In this paper we describe the results obtained in an MCSCF study at the STO-3G and 4-31G computational levels of the cycloaddition reaction between ketene and ethylene to form cyclobutanone. For this reaction, we have explored both the possibility of a concerted supra-antara approach between the two molecules (in agreement with the most common assumption on the mechanism of this reaction) and the possibility of nonconcerted reaction paths involving diradical species. The results obtained at the two computational levels are in good agreement and show the following: (i) One can obtain the cyclobutanone product through two possible mechanisms that have very similar energies. The energetically more favored mechanism is a highly asynchronous process (two-stage) involving the formation of a short-lived diradical intermediate. This mechanism corresponds to the attack of the ethylene molecule on the carbon atom bonded to oxygen, with the approaching direction lying in the plane of the ketene molecule (parallel approach).

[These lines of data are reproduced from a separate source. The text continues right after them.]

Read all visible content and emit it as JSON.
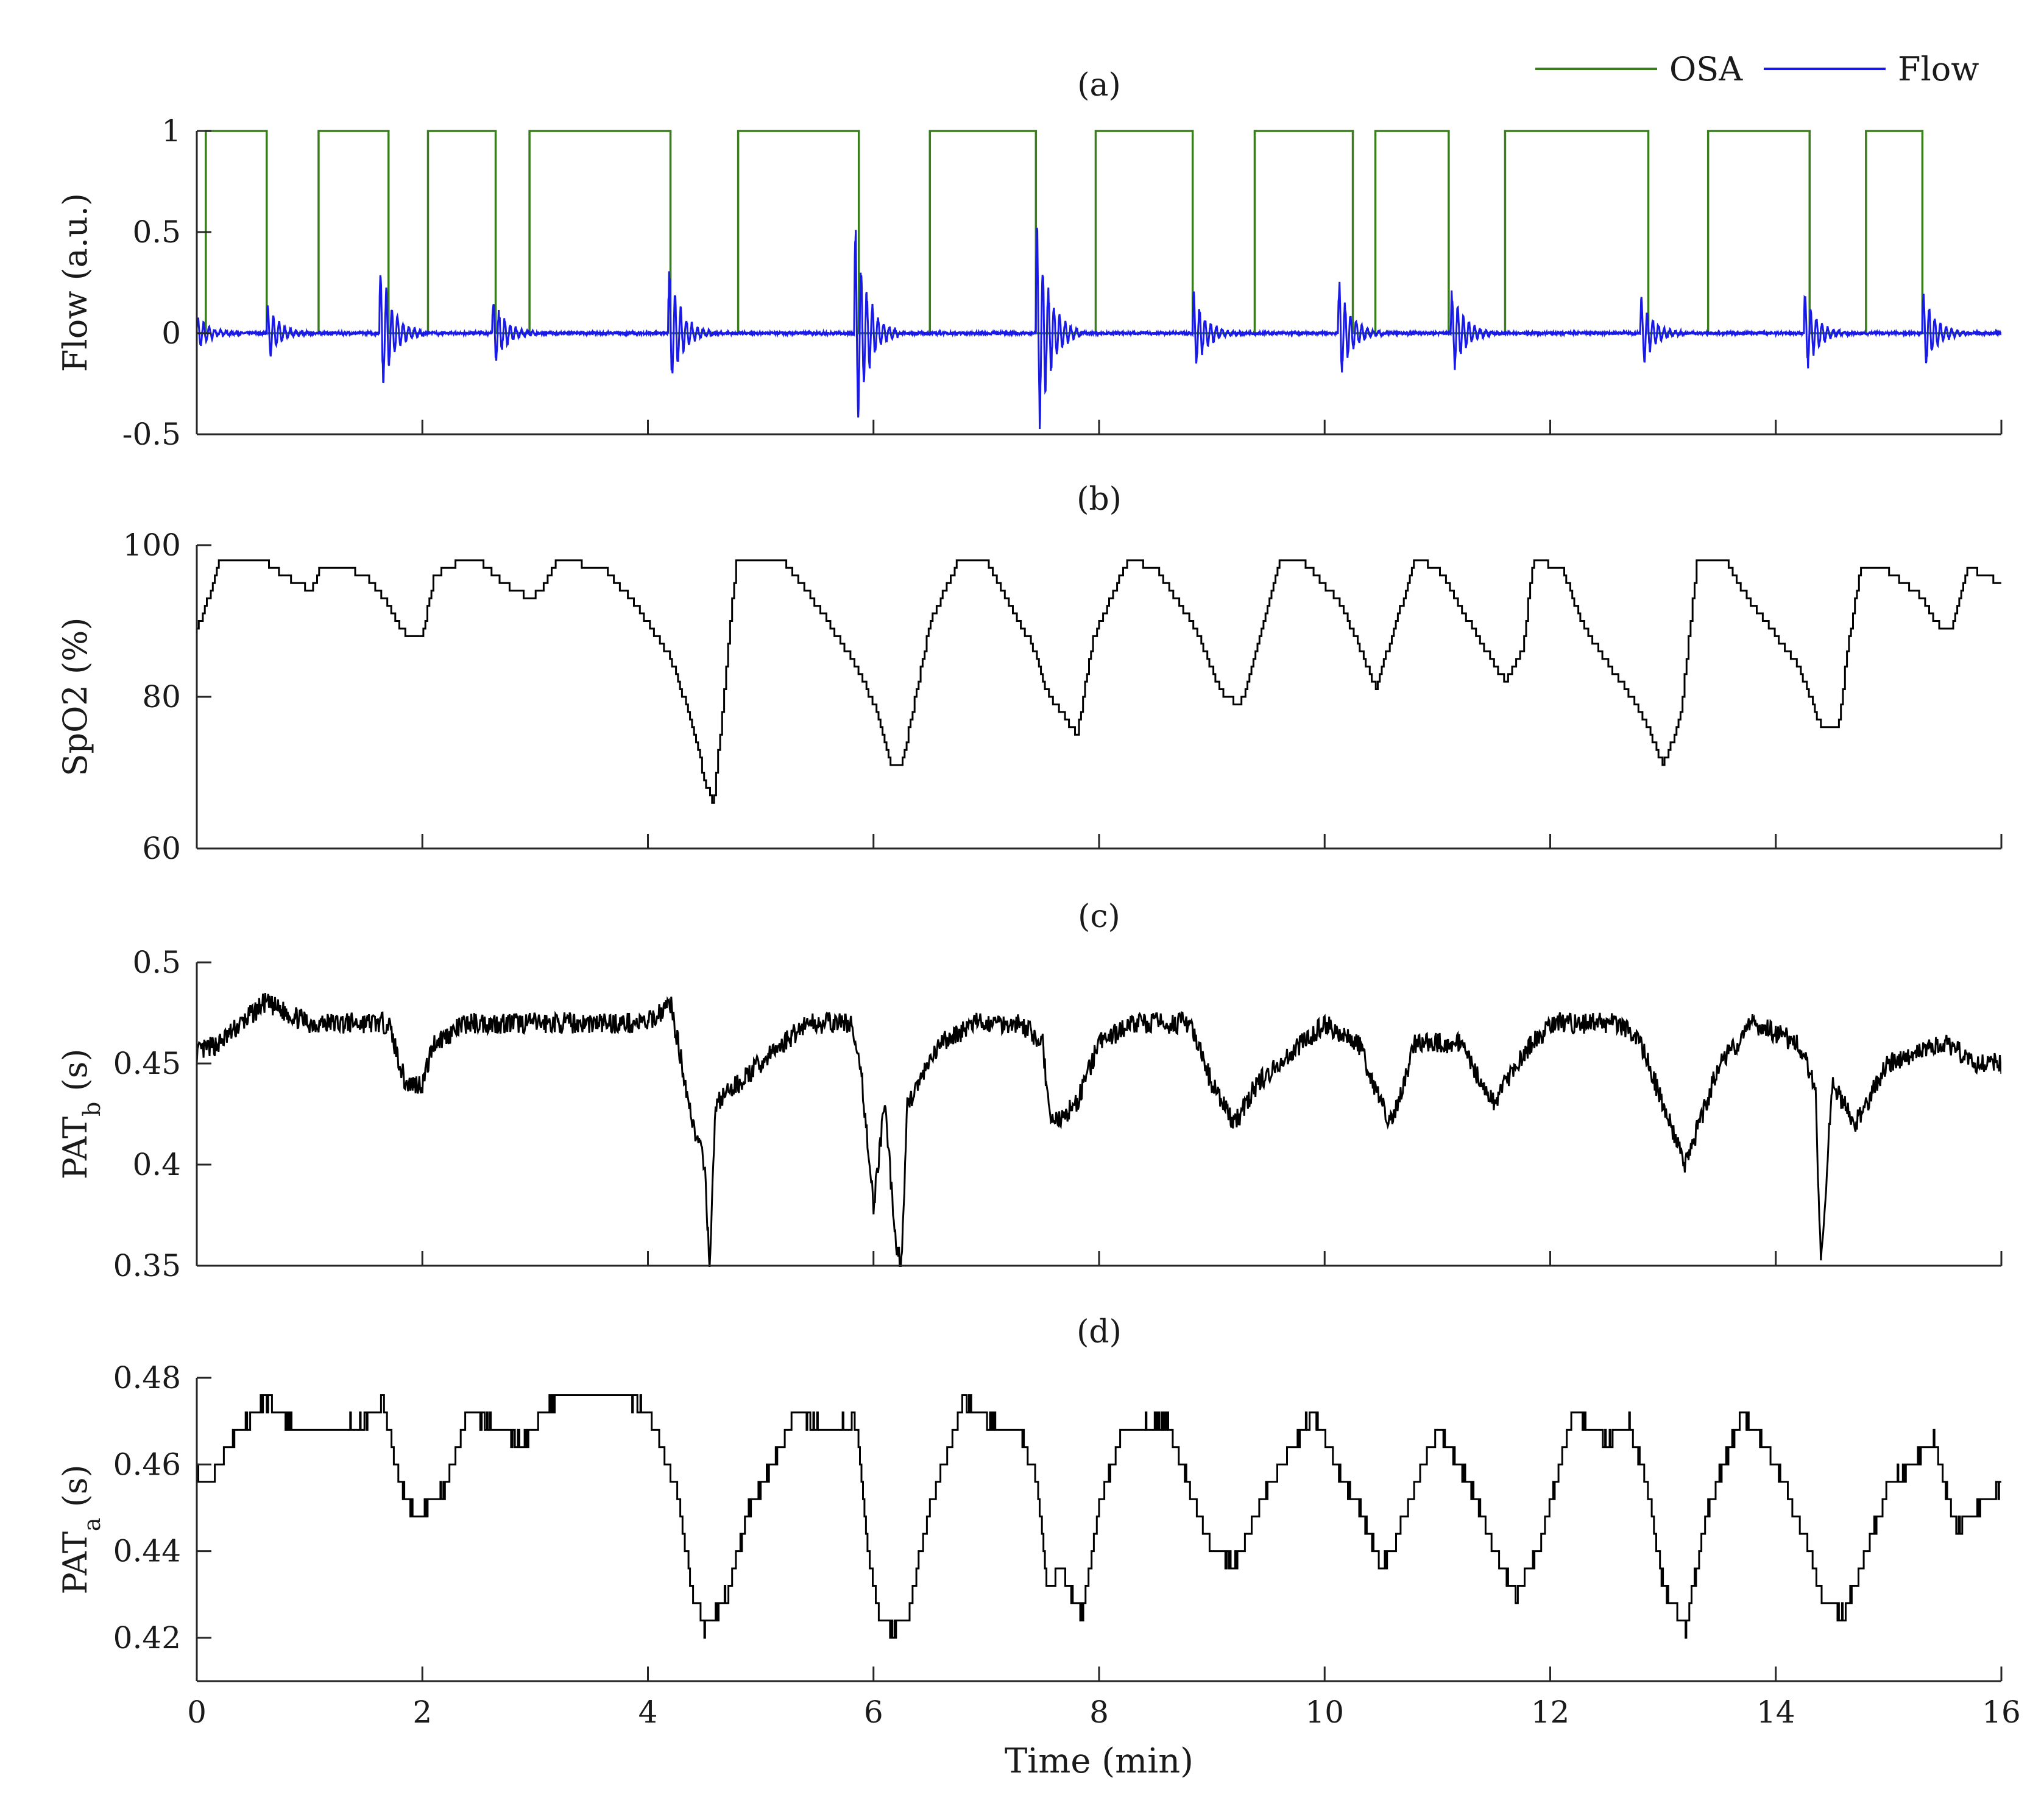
{
  "chart_data": [
    {
      "id": "a",
      "type": "line",
      "title": "(a)",
      "ylabel": "Flow (a.u.)",
      "ylabel_sub": "",
      "ylabel_suffix": "",
      "xlabel": "",
      "xlim": [
        0,
        16
      ],
      "ylim": [
        -0.5,
        1
      ],
      "xticks": [
        0,
        2,
        4,
        6,
        8,
        10,
        12,
        14,
        16
      ],
      "yticks": [
        -0.5,
        0,
        0.5,
        1
      ],
      "ytick_labels": [
        "-0.5",
        "0",
        "0.5",
        "1"
      ],
      "show_x_tick_labels": false,
      "legend": {
        "placement": "top-right",
        "entries": [
          {
            "label": "OSA",
            "color": "#3a7d1e"
          },
          {
            "label": "Flow",
            "color": "#1a1ae6"
          }
        ]
      },
      "osa_intervals": [
        [
          0.08,
          0.62
        ],
        [
          1.08,
          1.7
        ],
        [
          2.05,
          2.65
        ],
        [
          2.95,
          4.2
        ],
        [
          4.8,
          5.87
        ],
        [
          6.5,
          7.44
        ],
        [
          7.97,
          8.83
        ],
        [
          9.38,
          10.25
        ],
        [
          10.45,
          11.1
        ],
        [
          11.6,
          12.87
        ],
        [
          13.4,
          14.3
        ],
        [
          14.8,
          15.3
        ]
      ],
      "flow_bursts": [
        {
          "start": 0.0,
          "amp": 0.08
        },
        {
          "start": 0.62,
          "amp": 0.13
        },
        {
          "start": 1.62,
          "amp": 0.33
        },
        {
          "start": 2.62,
          "amp": 0.17
        },
        {
          "start": 4.18,
          "amp": 0.3
        },
        {
          "start": 5.83,
          "amp": 0.52
        },
        {
          "start": 7.44,
          "amp": 0.55
        },
        {
          "start": 8.83,
          "amp": 0.2
        },
        {
          "start": 10.12,
          "amp": 0.25
        },
        {
          "start": 11.12,
          "amp": 0.22
        },
        {
          "start": 12.8,
          "amp": 0.18
        },
        {
          "start": 14.25,
          "amp": 0.2
        },
        {
          "start": 15.3,
          "amp": 0.2
        }
      ],
      "series": [
        {
          "name": "OSA",
          "color": "#3a7d1e"
        },
        {
          "name": "Flow",
          "color": "#1a1ae6"
        }
      ]
    },
    {
      "id": "b",
      "type": "line",
      "title": "(b)",
      "ylabel": "SpO2 (%)",
      "ylabel_sub": "",
      "ylabel_suffix": "",
      "xlabel": "",
      "xlim": [
        0,
        16
      ],
      "ylim": [
        60,
        100
      ],
      "xticks": [
        0,
        2,
        4,
        6,
        8,
        10,
        12,
        14,
        16
      ],
      "yticks": [
        60,
        80,
        100
      ],
      "ytick_labels": [
        "60",
        "80",
        "100"
      ],
      "show_x_tick_labels": false,
      "x": [
        0,
        0.1,
        0.2,
        0.6,
        0.75,
        0.9,
        1.0,
        1.1,
        1.3,
        1.5,
        1.7,
        1.85,
        2.0,
        2.1,
        2.35,
        2.5,
        2.7,
        2.95,
        3.05,
        3.2,
        3.6,
        3.9,
        4.2,
        4.4,
        4.5,
        4.58,
        4.7,
        4.78,
        5.2,
        5.5,
        5.85,
        6.0,
        6.15,
        6.25,
        6.5,
        6.75,
        7.0,
        7.2,
        7.4,
        7.55,
        7.62,
        7.8,
        7.95,
        8.25,
        8.5,
        8.85,
        9.1,
        9.25,
        9.35,
        9.6,
        9.8,
        10.15,
        10.35,
        10.45,
        10.55,
        10.8,
        11.0,
        11.35,
        11.6,
        11.75,
        11.85,
        12.1,
        12.3,
        12.8,
        13.0,
        13.15,
        13.3,
        13.55,
        13.7,
        14.2,
        14.4,
        14.55,
        14.65,
        14.75,
        14.95,
        15.3,
        15.45,
        15.55,
        15.7,
        16.0
      ],
      "values": [
        89,
        93,
        98,
        98,
        96,
        95,
        94,
        97,
        97,
        96,
        92,
        88,
        88,
        96,
        98,
        98,
        95,
        93,
        94,
        98,
        97,
        92,
        85,
        76,
        69,
        66,
        85,
        98,
        98,
        92,
        84,
        79,
        71,
        71,
        90,
        98,
        98,
        92,
        87,
        80,
        79,
        75,
        88,
        98,
        97,
        89,
        80,
        79,
        84,
        98,
        98,
        92,
        85,
        81,
        86,
        98,
        97,
        88,
        82,
        86,
        98,
        97,
        89,
        78,
        71,
        77,
        98,
        98,
        94,
        84,
        76,
        76,
        88,
        97,
        97,
        93,
        89,
        89,
        97,
        95
      ],
      "series": [
        {
          "name": "",
          "color": "#000000"
        }
      ]
    },
    {
      "id": "c",
      "type": "line",
      "title": "(c)",
      "ylabel": "PAT",
      "ylabel_sub": "b",
      "ylabel_suffix": " (s)",
      "xlabel": "",
      "xlim": [
        0,
        16
      ],
      "ylim": [
        0.35,
        0.5
      ],
      "xticks": [
        0,
        2,
        4,
        6,
        8,
        10,
        12,
        14,
        16
      ],
      "yticks": [
        0.35,
        0.4,
        0.45,
        0.5
      ],
      "ytick_labels": [
        "0.35",
        "0.4",
        "0.45",
        "0.5"
      ],
      "show_x_tick_labels": false,
      "x": [
        0,
        0.2,
        0.6,
        1.0,
        1.5,
        1.7,
        1.85,
        2.0,
        2.1,
        2.4,
        3.0,
        4.0,
        4.2,
        4.3,
        4.4,
        4.5,
        4.55,
        4.6,
        5.0,
        5.4,
        5.8,
        5.9,
        6.0,
        6.1,
        6.2,
        6.25,
        6.3,
        6.6,
        6.9,
        7.3,
        7.5,
        7.55,
        7.6,
        7.8,
        8.0,
        8.3,
        8.8,
        9.0,
        9.2,
        9.4,
        9.6,
        10.0,
        10.3,
        10.5,
        10.6,
        10.8,
        11.2,
        11.4,
        11.5,
        11.7,
        12.0,
        12.6,
        12.8,
        13.0,
        13.2,
        13.5,
        13.8,
        14.2,
        14.35,
        14.4,
        14.5,
        14.7,
        15.0,
        15.5,
        15.8,
        16.0
      ],
      "values": [
        0.455,
        0.46,
        0.48,
        0.47,
        0.47,
        0.47,
        0.44,
        0.44,
        0.46,
        0.47,
        0.47,
        0.47,
        0.48,
        0.45,
        0.42,
        0.4,
        0.35,
        0.43,
        0.45,
        0.47,
        0.47,
        0.44,
        0.38,
        0.43,
        0.36,
        0.35,
        0.43,
        0.46,
        0.47,
        0.47,
        0.46,
        0.43,
        0.42,
        0.43,
        0.46,
        0.47,
        0.47,
        0.44,
        0.42,
        0.44,
        0.45,
        0.47,
        0.46,
        0.43,
        0.42,
        0.46,
        0.46,
        0.44,
        0.43,
        0.45,
        0.47,
        0.47,
        0.46,
        0.43,
        0.4,
        0.45,
        0.47,
        0.46,
        0.44,
        0.35,
        0.44,
        0.42,
        0.45,
        0.46,
        0.45,
        0.45
      ],
      "series": [
        {
          "name": "",
          "color": "#000000"
        }
      ]
    },
    {
      "id": "d",
      "type": "line",
      "title": "(d)",
      "ylabel": "PAT",
      "ylabel_sub": "a",
      "ylabel_suffix": " (s)",
      "xlabel": "Time (min)",
      "xlim": [
        0,
        16
      ],
      "ylim": [
        0.41,
        0.48
      ],
      "xticks": [
        0,
        2,
        4,
        6,
        8,
        10,
        12,
        14,
        16
      ],
      "xtick_labels": [
        "0",
        "2",
        "4",
        "6",
        "8",
        "10",
        "12",
        "14",
        "16"
      ],
      "yticks": [
        0.42,
        0.44,
        0.46,
        0.48
      ],
      "ytick_labels": [
        "0.42",
        "0.44",
        "0.46",
        "0.48"
      ],
      "show_x_tick_labels": true,
      "x": [
        0,
        0.1,
        0.3,
        0.6,
        0.8,
        1.0,
        1.5,
        1.65,
        1.8,
        1.95,
        2.2,
        2.4,
        2.9,
        3.2,
        3.8,
        4.0,
        4.25,
        4.4,
        4.5,
        4.7,
        4.9,
        5.1,
        5.3,
        5.6,
        5.85,
        5.95,
        6.05,
        6.15,
        6.3,
        6.5,
        6.8,
        7.0,
        7.3,
        7.45,
        7.55,
        7.65,
        7.75,
        7.85,
        8.0,
        8.2,
        8.6,
        8.8,
        9.0,
        9.2,
        9.5,
        9.9,
        10.1,
        10.3,
        10.5,
        10.6,
        10.8,
        11.0,
        11.3,
        11.5,
        11.7,
        11.9,
        12.2,
        12.5,
        12.7,
        12.9,
        13.0,
        13.2,
        13.4,
        13.7,
        14.0,
        14.3,
        14.4,
        14.6,
        14.8,
        15.0,
        15.4,
        15.6,
        15.8,
        16.0
      ],
      "values": [
        0.458,
        0.455,
        0.465,
        0.475,
        0.47,
        0.467,
        0.47,
        0.475,
        0.455,
        0.447,
        0.455,
        0.472,
        0.465,
        0.476,
        0.476,
        0.472,
        0.455,
        0.43,
        0.422,
        0.43,
        0.45,
        0.46,
        0.472,
        0.468,
        0.47,
        0.44,
        0.425,
        0.422,
        0.425,
        0.45,
        0.475,
        0.47,
        0.468,
        0.455,
        0.43,
        0.437,
        0.43,
        0.425,
        0.45,
        0.468,
        0.47,
        0.455,
        0.44,
        0.437,
        0.455,
        0.472,
        0.46,
        0.45,
        0.437,
        0.44,
        0.455,
        0.468,
        0.455,
        0.44,
        0.43,
        0.44,
        0.472,
        0.465,
        0.47,
        0.45,
        0.432,
        0.422,
        0.45,
        0.472,
        0.46,
        0.44,
        0.43,
        0.425,
        0.44,
        0.455,
        0.465,
        0.445,
        0.45,
        0.455
      ],
      "series": [
        {
          "name": "",
          "color": "#000000"
        }
      ]
    }
  ]
}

The other possible mechanism is a two-step process corresponding to an attack of the ethylene on the same carbon atom but with the approaching direction lying in a plane orthogonal to the plane of the ketene molecule (perpendicular approach). (ii) No reaction path exists for the supra-antara approach. The only critical point located in this case is a second-order saddle point (SOSP) that has no chemical meaning. This finding contradicts the common assumption that ketene molecules add as antarafacial partners to suprafacial olefins.